Today is a big, big holiday in the South and West of India–it’s Ganesh Chaturthi, the festival (and birthday) of Lord Ganesha, son of Shiva and Parvati, who is instantly recognisable as the Hindu deity with the elephant’s head.
For the last week or so street vendors have been setting up roadside camps selling Ganesh idols, and temporary outdoor stages, kitchens and shrines have been constructed in random places (often completely obstructing the road) in preparation for this big festival which actually starts on 19th September but runs for 10 days.
As I walked home from work last night the traffic was even more crazy than usual, electric lights were strung up everywhere, and people were buying flowers, sweets and huge bunches of banana leaves. One of the little backstreets I usually walk down had been completely transformed with pulsating rope-lights, more Vegas than Koramangala. The streets were buzzing with anticipation.
The reason for selling so many idols is that they get paraded through the streets, either carried or on the back of a truck, and then finally they are ritually immersed in a lake or the sea. Around 265,000 are immersed in just 4 lakes in Bangalore each year.
Traditionally they are made out of plaster of paris, but this being the 21st century there’s much talk in the media about “eco-idols” which are made out of clay and so won’t result in the lakes being clogged up and polluted due to the large numbers being left there.

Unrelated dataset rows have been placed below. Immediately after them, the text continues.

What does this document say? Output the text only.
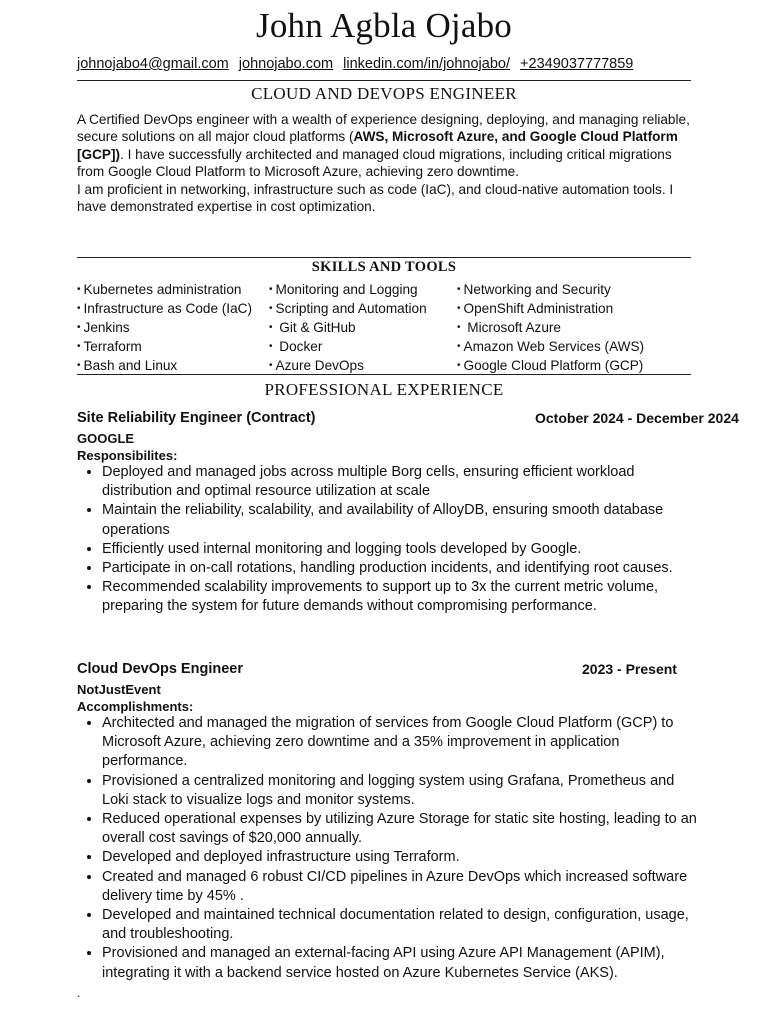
John Agbla Ojabo
johnojabo4@gmail.com johnojabo.com linkedin.com/in/johnojabo/ +2349037777859
CLOUD AND DEVOPS ENGINEER

A Certified DevOps engineer with a wealth of experience designing, deploying, and managing reliable, secure solutions on all major cloud platforms (AWS, Microsoft Azure, and Google Cloud Platform [GCP]). I have successfully architected and managed cloud migrations, including critical migrations from Google Cloud Platform to Microsoft Azure, achieving zero downtime.

I am proficient in networking, infrastructure such as code (IaC), and cloud-native automation tools. I have demonstrated expertise in cost optimization.

SKILLS AND TOOLS
• Kubernetes administration
• Infrastructure as Code (IaC)
• Jenkins
• Terraform
• Bash and Linux
• Monitoring and Logging
• Scripting and Automation
• Git & GitHub
• Docker
• Azure DevOps
• Networking and Security
• OpenShift Administration
• Microsoft Azure
• Amazon Web Services (AWS)
• Google Cloud Platform (GCP)
PROFESSIONAL EXPERIENCE
Site Reliability Engineer (Contract)	October 2024 - December 2024
GOOGLE
Responsibilites:
• Deployed and managed jobs across multiple Borg cells, ensuring efficient workload distribution and optimal resource utilization at scale
• Maintain the reliability, scalability, and availability of AlloyDB, ensuring smooth database operations
• Efficiently used internal monitoring and logging tools developed by Google.
• Participate in on-call rotations, handling production incidents, and identifying root causes.
• Recommended scalability improvements to support up to 3x the current metric volume, preparing the system for future demands without compromising performance.
Cloud DevOps Engineer	2023 - Present
NotJustEvent
Accomplishments:
• Architected and managed the migration of services from Google Cloud Platform (GCP) to Microsoft Azure, achieving zero downtime and a 35% improvement in application performance.
• Provisioned a centralized monitoring and logging system using Grafana, Prometheus and Loki stack to visualize logs and monitor systems.
• Reduced operational expenses by utilizing Azure Storage for static site hosting, leading to an overall cost savings of $20,000 annually.
• Developed and deployed infrastructure using Terraform.
• Created and managed 6 robust CI/CD pipelines in Azure DevOps which increased software delivery time by 45% .
• Developed and maintained technical documentation related to design, configuration, usage, and troubleshooting.
• Provisioned and managed an external-facing API using Azure API Management (APIM), integrating it with a backend service hosted on Azure Kubernetes Service (AKS).
.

Some of the idols are real works of art, and the large ones are very expensive, with 6-foot ones reportedly selling for around Rs 15,000 (£170) this year.
Some of them are also rather… interesting.
So, we seem to be well and truly into the “festive season” again now, as I wrote around this time last year, although since most of the religious holidays are based on lunar calendars they all move around from one year to the next. There are several national holidays in October and I’m planning to join some of them up using a few days’ leave and make a trip up North… watch this space.